Berlin-based AI gaming startup Born has raised a $15 million Series A to rapidly scale the new category of AI “social” companions designed to increase the quality of real life relationships, rather than competing with them. The round — which was led by Accel with participation from both Tencent and Laton Ventures — brings the company’s total funding to $25 million, as it scales its flagship virtual pet app and gears up to launch a second product for older teens and young adults.
Born’s most famous title, Pengu, has over 15 million users worldwide, the company says. Instead of focusing on a one-to-one chatbot, Pengu becomes co-parented: two users bring up and play mini-games with one AI, driving users toward cooperative goals and mutual check-ins. It’s a freemium app with an optional Pengu Pass subscription; the company has not shared paid conversion.

A social-first spin on AI companionship
Born contends the next generation of AI companions won’t reside in lonely chat windows. Its operating idea is that shared experiences with AI — being joint owners of a pet, doing missions together, co-creating content — can create a catalyst for human-to-human connection and combat the isolating dynamics that have been the defining feature of many existing “AI friend” products to date.
To underpin that, the startup is building a character engine that's built on top of consistency (consistent personality), long-term memory and growth over time. All that persistence makes AI characters feel less like one-and-done novelties and more like group projects that you keep for a little longer. Born primarily relies on OpenAI’s large language models and stacks on further safety systems designed specifically for teens and young adults.
Why solving loneliness is a tech problem
The backdrop is stark. The United States Surgeon General has said loneliness and social isolation are a public health crisis, comparable to smoking a pack’s worth of cigarettes a week in terms of a weakened social connection being associated with increased risks of heart disease, dementia and early death. In 2023, Cigna found that 58 percent of U.S. adults say they’re lonely, and that the youngest cohorts are most frequently affected. The World Health Organization has by now established a Commission on Social Connection to mobilize global action.
AI companions are some kind of an awkward fit to this argument. Apps like Replika and Character. AI have demonstrated there’s appetite for digital companionship, but naysayers worry about parasocial loops that will strengthen isolation. Born’s bet is that “companionship” will be healthier — and stickier — when it forces people to coordinate and play with one another, not withdraw from one another, around an AI character.
Product roadmap and expansion in the U.S.
With the new capital, Born will design new characters inside Pengu, such as a “cute” sidekick that also serves as a learning coach. It will also open a New York office for marketing and applied AI research, with head of finance Enrico Dal Re leading the U.S. build out.

Concurrently, Born is developing a second social AI product for people in roughly the 16 to 21 range. Though the details are under wraps, leadership claims it will allow culturally relevant AI companions who act more like friends deeply integrated with youth culture — wrap your mind around sharing short-form video recommendations in user-specific taste across platforms like TikTok or Instagram — and motivating creators to remix or circulate their AI characters in ways that support network effects.
Monetization, safety and design guardrails
Pengu adheres to the classic consumer model, like most of the other fabulous models in this series: free to start, rewarding to subscribe. Industry data from companies like Sensor Tower indicate that conversion to mobile entertainment subscriptions tends to fall in the low single digits, making retention and differentiated value key. Born’s social-first mechanics — shared progress, co-op missions, persistent characters — are crafted to increase cohort stickiness beyond the novelty spike.

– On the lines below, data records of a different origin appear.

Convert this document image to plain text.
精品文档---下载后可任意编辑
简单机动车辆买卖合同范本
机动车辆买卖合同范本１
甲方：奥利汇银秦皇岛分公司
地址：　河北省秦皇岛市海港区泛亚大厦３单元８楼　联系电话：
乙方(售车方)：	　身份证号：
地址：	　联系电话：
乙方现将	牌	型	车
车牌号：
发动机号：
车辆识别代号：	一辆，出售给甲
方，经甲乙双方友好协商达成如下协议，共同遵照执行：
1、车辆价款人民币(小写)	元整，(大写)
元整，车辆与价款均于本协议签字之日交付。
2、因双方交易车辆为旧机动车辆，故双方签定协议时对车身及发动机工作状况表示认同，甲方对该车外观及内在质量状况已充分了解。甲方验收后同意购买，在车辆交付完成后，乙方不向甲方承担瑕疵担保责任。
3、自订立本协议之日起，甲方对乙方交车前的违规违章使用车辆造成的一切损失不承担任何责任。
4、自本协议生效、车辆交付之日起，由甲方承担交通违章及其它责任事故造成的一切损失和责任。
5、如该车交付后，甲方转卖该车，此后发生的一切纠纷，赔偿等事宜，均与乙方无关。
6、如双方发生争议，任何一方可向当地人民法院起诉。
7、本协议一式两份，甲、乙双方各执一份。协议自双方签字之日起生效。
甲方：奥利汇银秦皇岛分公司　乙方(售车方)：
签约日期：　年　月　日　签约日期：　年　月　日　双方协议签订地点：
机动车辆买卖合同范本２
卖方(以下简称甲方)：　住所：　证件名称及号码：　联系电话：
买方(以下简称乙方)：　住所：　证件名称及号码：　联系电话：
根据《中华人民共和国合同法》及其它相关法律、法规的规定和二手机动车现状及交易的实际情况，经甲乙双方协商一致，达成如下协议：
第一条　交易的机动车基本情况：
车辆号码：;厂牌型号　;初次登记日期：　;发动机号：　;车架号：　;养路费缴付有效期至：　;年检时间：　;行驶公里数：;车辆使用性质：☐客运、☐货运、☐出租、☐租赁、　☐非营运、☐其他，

Serving teenagers does include reasonable safety and privacy concerns. Born says it applies extra moderation layers on top of the base models; it aligns its products (targeted at a 13+ audience), controls, and settings for older teens and is building in consideration of existing frameworks, such as U.S. guidance on online youth safety, and the UK’s Age Appropriate Design Code. Data handling, content filters, and escalation paths will have to be transparent as the company grows in the U.S. and EU.

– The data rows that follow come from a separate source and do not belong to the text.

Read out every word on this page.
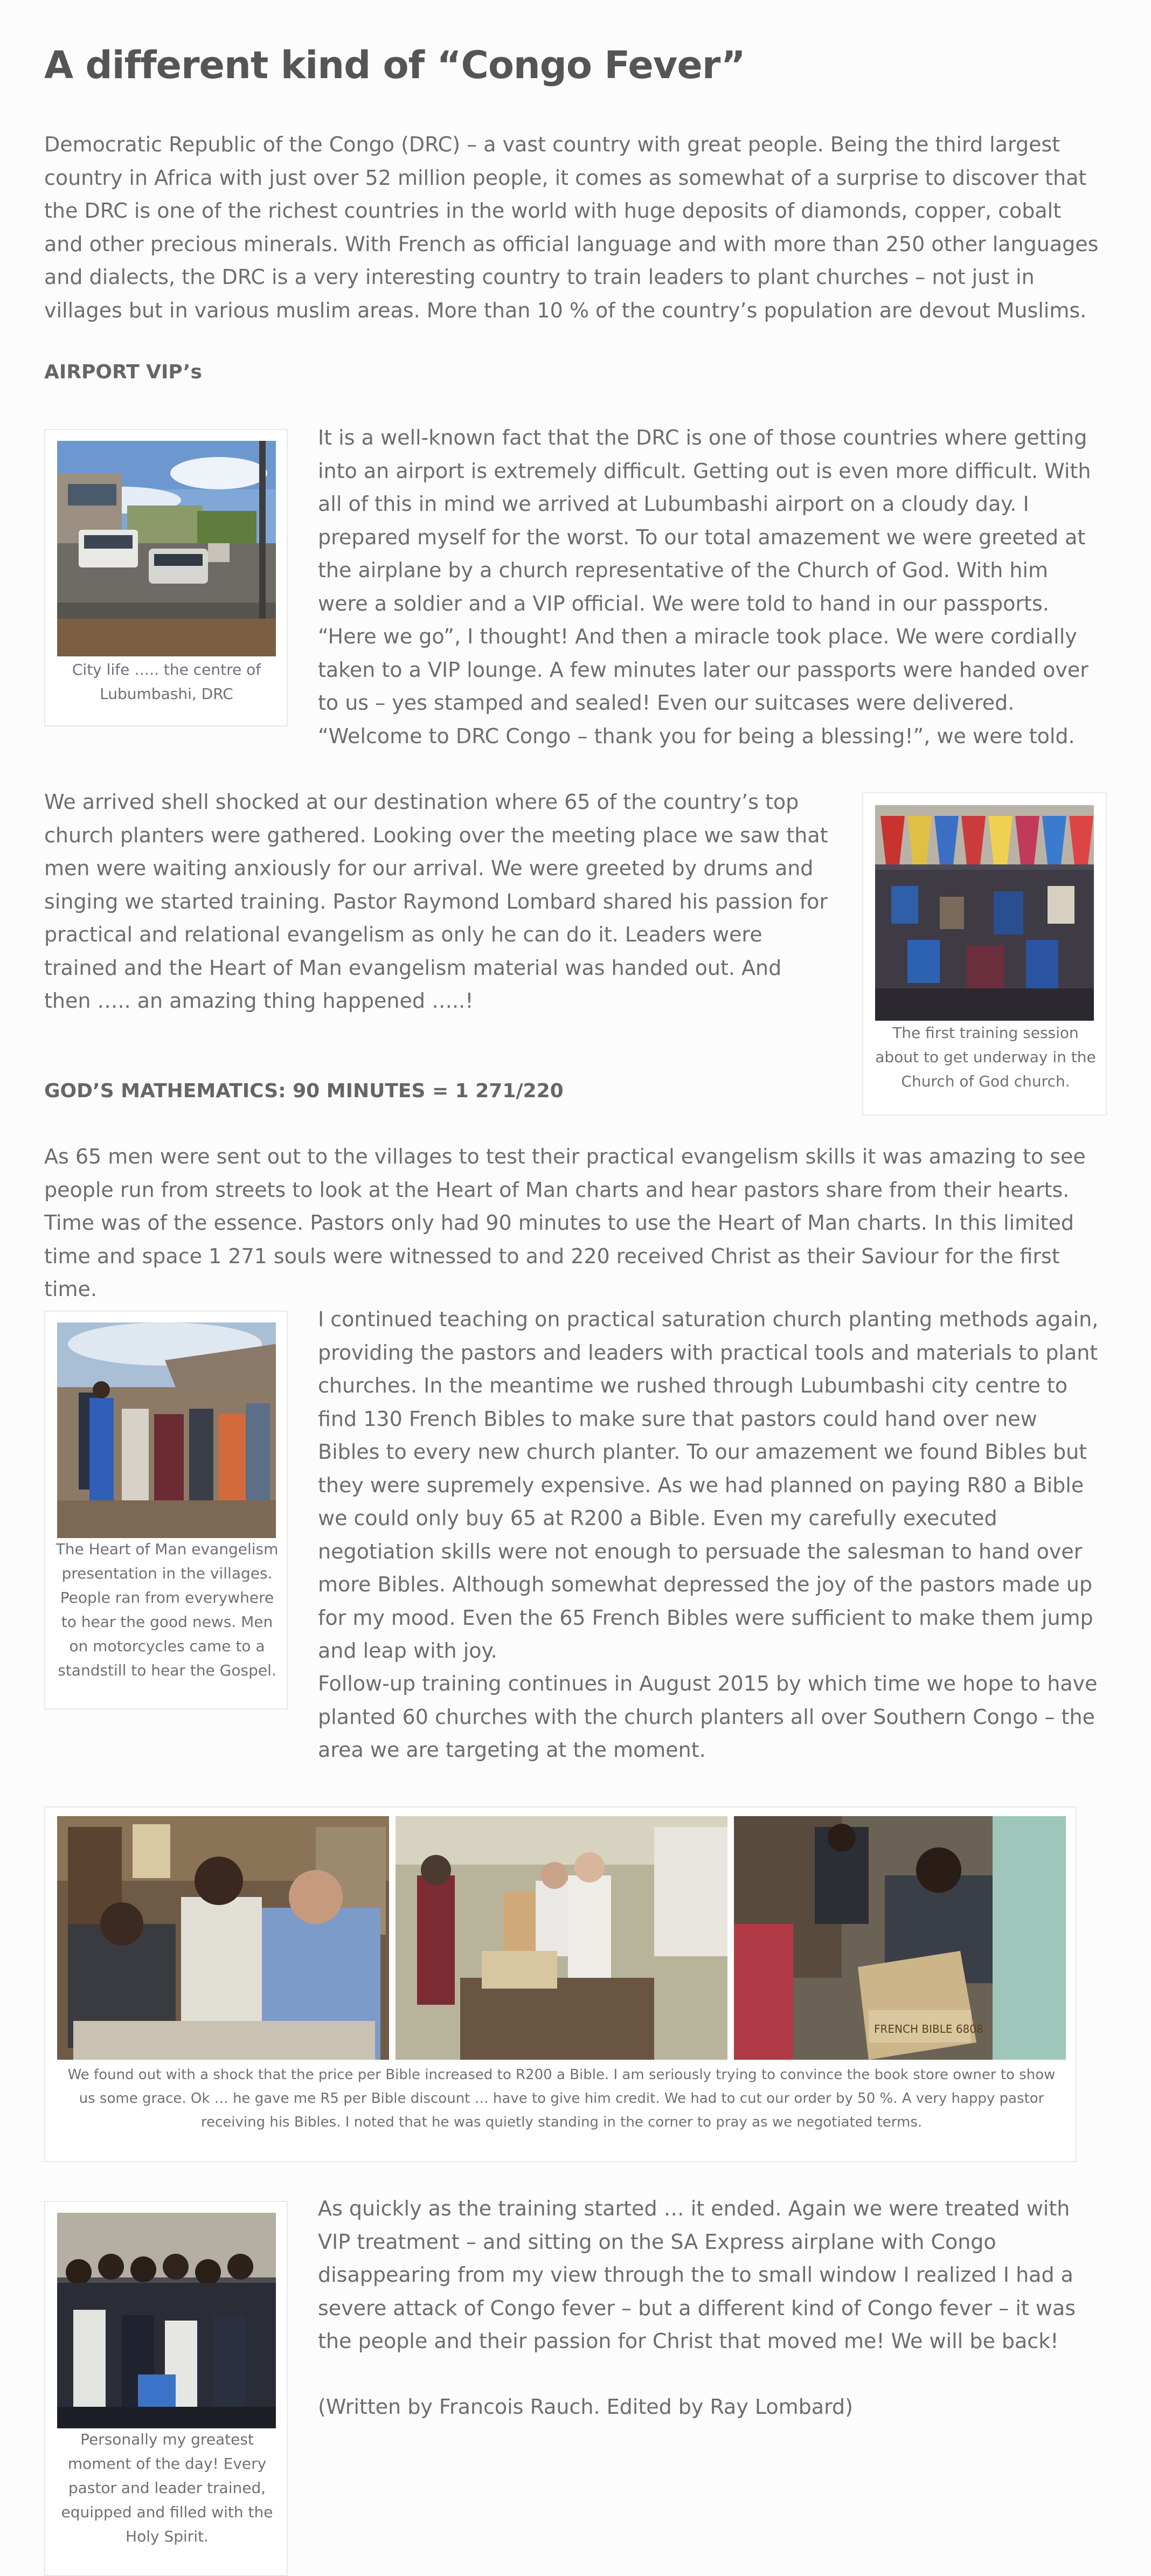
A different kind of “Congo Fever”

Democratic Republic of the Congo (DRC) – a vast country with great people. Being the third largest country in Africa with just over 52 million people, it comes as somewhat of a surprise to discover that the DRC is one of the richest countries in the world with huge deposits of diamonds, copper, cobalt and other precious minerals. With French as official language and with more than 250 other languages and dialects, the DRC is a very interesting country to train leaders to plant churches – not just in villages but in various muslim areas. More than 10 % of the country’s population are devout Muslims.

AIRPORT VIP’s
City life ….. the centre of Lubumbashi, DRC

It is a well-known fact that the DRC is one of those countries where getting into an airport is extremely difficult. Getting out is even more difficult. With all of this in mind we arrived at Lubumbashi airport on a cloudy day. I prepared myself for the worst. To our total amazement we were greeted at the airplane by a church representative of the Church of God. With him were a soldier and a VIP official. We were told to hand in our passports. “Here we go”, I thought! And then a miracle took place. We were cordially taken to a VIP lounge. A few minutes later our passports were handed over to us – yes stamped and sealed! Even our suitcases were delivered. “Welcome to DRC Congo – thank you for being a blessing!”, we were told.

We arrived shell shocked at our destination where 65 of the country’s top church planters were gathered. Looking over the meeting place we saw that men were waiting anxiously for our arrival. We were greeted by drums and singing we started training. Pastor Raymond Lombard shared his passion for practical and relational evangelism as only he can do it. Leaders were trained and the Heart of Man evangelism material was handed out. And then ….. an amazing thing happened …..!

The first training session about to get underway in the Church of God church.
GOD’S MATHEMATICS: 90 MINUTES = 1 271/220

As 65 men were sent out to the villages to test their practical evangelism skills it was amazing to see people run from streets to look at the Heart of Man charts and hear pastors share from their hearts. Time was of the essence. Pastors only had 90 minutes to use the Heart of Man charts. In this limited time and space 1 271 souls were witnessed to and 220 received Christ as their Saviour for the first time.

The Heart of Man evangelism presentation in the villages. People ran from everywhere to hear the good news. Men on motorcycles came to a standstill to hear the Gospel.

I continued teaching on practical saturation church planting methods again, providing the pastors and leaders with practical tools and materials to plant churches. In the meantime we rushed through Lubumbashi city centre to find 130 French Bibles to make sure that pastors could hand over new Bibles to every new church planter. To our amazement we found Bibles but they were supremely expensive. As we had planned on paying R80 a Bible we could only buy 65 at R200 a Bible. Even my carefully executed negotiation skills were not enough to persuade the salesman to hand over more Bibles. Although somewhat depressed the joy of the pastors made up for my mood. Even the 65 French Bibles were sufficient to make them jump and leap with joy.

Follow-up training continues in August 2015 by which time we hope to have planted 60 churches with the church planters all over Southern Congo – the area we are targeting at the moment.

FRENCH BIBLE 6808
We found out with a shock that the price per Bible increased to R200 a Bible. I am seriously trying to convince the book store owner to show us some grace. Ok … he gave me R5 per Bible discount … have to give him credit. We had to cut our order by 50 %. A very happy pastor receiving his Bibles. I noted that he was quietly standing in the corner to pray as we negotiated terms.
Personally my greatest moment of the day! Every pastor and leader trained, equipped and filled with the Holy Spirit.

As quickly as the training started … it ended. Again we were treated with VIP treatment – and sitting on the SA Express airplane with Congo disappearing from my view through the to small window I realized I had a severe attack of Congo fever – but a different kind of Congo fever – it was the people and their passion for Christ that moved me! We will be back!

(Written by Francois Rauch. Edited by Ray Lombard)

Competition and investor lens
Consumer AI is a crowded and fast-moving space, with pure chat companions, agentic assistants, and avatar-first experiences jostling for attention. Born distinguishes by grounding in shared experiences and co-ownership, evocative of the social dynamics that allowed legacy virtual pets and casual games to succeed at scale, but updated with generative AI and memory.
Investors participating in the new round point to the team’s history of building youth-centric charting apps — Born’s founders previously ran Slay, a social app focused on compliments — and a vision to define a new consumer category around emotionally intelligent, socially shared AI characters. If Born can turn massive top-of-funnel engagement into healthy subscriptions without devolving into exploitative design, it might establish a better model for AI companionship.
The takeaway
AI pals aren’t going away; the question is what behavior they normalize. Born’s $15 million raise is a bet that the future is social-leaning: AI characters as accelerators of friendship, not replacements for it. The coming year — new characters, a U.S. presence and a youth-oriented debut — will reveal whether the social design can truly scale, keep users safe and make them feel, for real, less alone.